Lieutenant governor candidate speaks in Monticello


Rita Hart, an Iowa senator and Fred Hubbell’s running mate for governor and lieutenant governor, met with voters on Oct. 29 at Java Jones in Monticello. (Photos by Kim Brooks)

Several people heard from Hart Monday morning as she addressed issues such as Medicaid, mental health, education, and collective bargaining. With a week before the Nov. 6 election, Hart said people just need to get out and vote.
By: 
Kim Brooks
Express Editor

     Senator Rita Hart, who is governor Democratic candidate Fred Hubbell’s running mate, stopped in Monticello on Oct. 29 to visit with voters at Java Jones.

     Hart, who’s been in the Iowa Senate for six years, is passionate about the divisiveness that she feels has existed in our state the past two years, since the “Republicans took over.”

     Hart grew up on a farm in northern Iowa. She was raised by a Republican mother and a Democratic father.

     “Every time we sat down at the dinner table, we would have a caucus. We talked about the issues that mattered,” she shared.

     Hart had eight siblings, and said growing up in a large family taught her a thing or two.

     “We learned at that table how to stick up for what we believe in. We learned how to stand up for what we thought was right,” she said. “I also learned, growing up with eight siblings, that if you’re going to get anyone to listen to you, you have to listen to them first.
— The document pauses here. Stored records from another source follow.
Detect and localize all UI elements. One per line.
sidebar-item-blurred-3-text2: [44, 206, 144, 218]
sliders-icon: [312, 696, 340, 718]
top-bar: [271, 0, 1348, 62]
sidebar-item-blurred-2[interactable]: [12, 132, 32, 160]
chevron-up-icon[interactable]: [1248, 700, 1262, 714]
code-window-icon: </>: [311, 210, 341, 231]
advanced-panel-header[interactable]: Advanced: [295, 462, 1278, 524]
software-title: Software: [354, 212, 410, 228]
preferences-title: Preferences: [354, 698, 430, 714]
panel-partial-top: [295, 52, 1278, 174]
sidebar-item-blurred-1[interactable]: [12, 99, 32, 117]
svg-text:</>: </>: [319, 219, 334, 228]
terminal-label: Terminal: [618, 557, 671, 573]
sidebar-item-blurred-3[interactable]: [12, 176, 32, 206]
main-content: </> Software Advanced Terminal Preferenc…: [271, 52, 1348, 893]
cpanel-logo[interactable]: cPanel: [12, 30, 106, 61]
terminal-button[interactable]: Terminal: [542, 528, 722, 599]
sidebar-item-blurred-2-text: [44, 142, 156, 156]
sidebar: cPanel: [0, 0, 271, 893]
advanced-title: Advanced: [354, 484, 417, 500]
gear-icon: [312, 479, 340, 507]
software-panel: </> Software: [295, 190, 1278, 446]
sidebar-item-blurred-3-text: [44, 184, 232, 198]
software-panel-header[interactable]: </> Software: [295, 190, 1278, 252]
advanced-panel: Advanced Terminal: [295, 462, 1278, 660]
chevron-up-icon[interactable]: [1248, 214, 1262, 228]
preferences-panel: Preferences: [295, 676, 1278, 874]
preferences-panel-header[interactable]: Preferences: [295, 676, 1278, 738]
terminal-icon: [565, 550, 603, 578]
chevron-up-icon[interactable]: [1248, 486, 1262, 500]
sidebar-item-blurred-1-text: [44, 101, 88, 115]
Seek first to understand before you seek to be understood.”

     Having traveled throughout Iowa the past 18 months on the campaign trail, Hart said she’s heard from people frustrated about the privatization of Medicaid, about lack of education funding, about the broken mental health system, and more.

     “It’s so important to get out and vote,” she urged. “We have great enthusiasm everywhere we go all across the state. People are fired up for this election. Who recognize, more importantly, what is at stake in this election. All things that we need to do to create the kind of change that we believe in.”

     Before Hart entered politics, she worked in education in Clinton, Iowa, for 20 years. She and her husband have owned a farm near Wheatland, Iowa, for 32 years, where they raised their five children.

     Listening to others, despite their political and person background, Hart is the attitude Hubbell and she are spreading throughout their campaign. “And it’s the attitude we will take into a gubernatorial administration,” she said.

     “I don’t care where those ideas come from, whether it’s Democratic, Republican, Independent, Libertarian,” continued Hart. “If it’s a good idea, we ought to be listening to it, and use it as part of the solution to make this state better.”

     She said this is the kind of attitude the Republicans have not been demonstrating as of late.

     “The last two years have been northing but divisive. The Republican Party went behind closed doors. They changed the rules of the Senate so they didn’t have to have public input. They didn’t have to talk to people across the aisle. They put an agenda through that has truly divided us. It doesn’t have to be that way. And in fact it should not be that way.”

     Should Hubbell and Hart win on Nov. 6, Hart said things would change. She said public workers affected by the change in collective bargaining will be given a voice, women will be able to address “the most extreme women’s health bill that we’ve ever seen,” issues due to the change in Medicaid will be addressed, and Iowa will once again become a leader when it comes to water quality and conservation measures.

     “It’s time to bring people together to work on these things so that we can come up with good solutions for Iowa,” Hart said.

     When taking questions from those present at the coffee shop, Nick Strittmatter of Monticello asked why Hubbell and Hart have not raised an issue with $1.75 million of Iowa taxpayers’ dollars going to a legal settlement concerning a sexual harassment case involving a GOP leader.

     “Why doesn’t the GOP reimburse the State of Iowa for the money?” asked Strittmatter.

     Hart said while this case did illustrate poor leadership on the behalf of Governor Reynolds, “Taxpayers ought to know up front that $1.75 million of their money went to this case. It should have been taken out of campaign money in my opinion.”

     She said Hubbell has taken a stance on egregious issues like this. “That climate that was created there should not exist anywhere. Fred has come out really strong about how we need whistleblower protections to turn that climate around. We need to see more leadership.”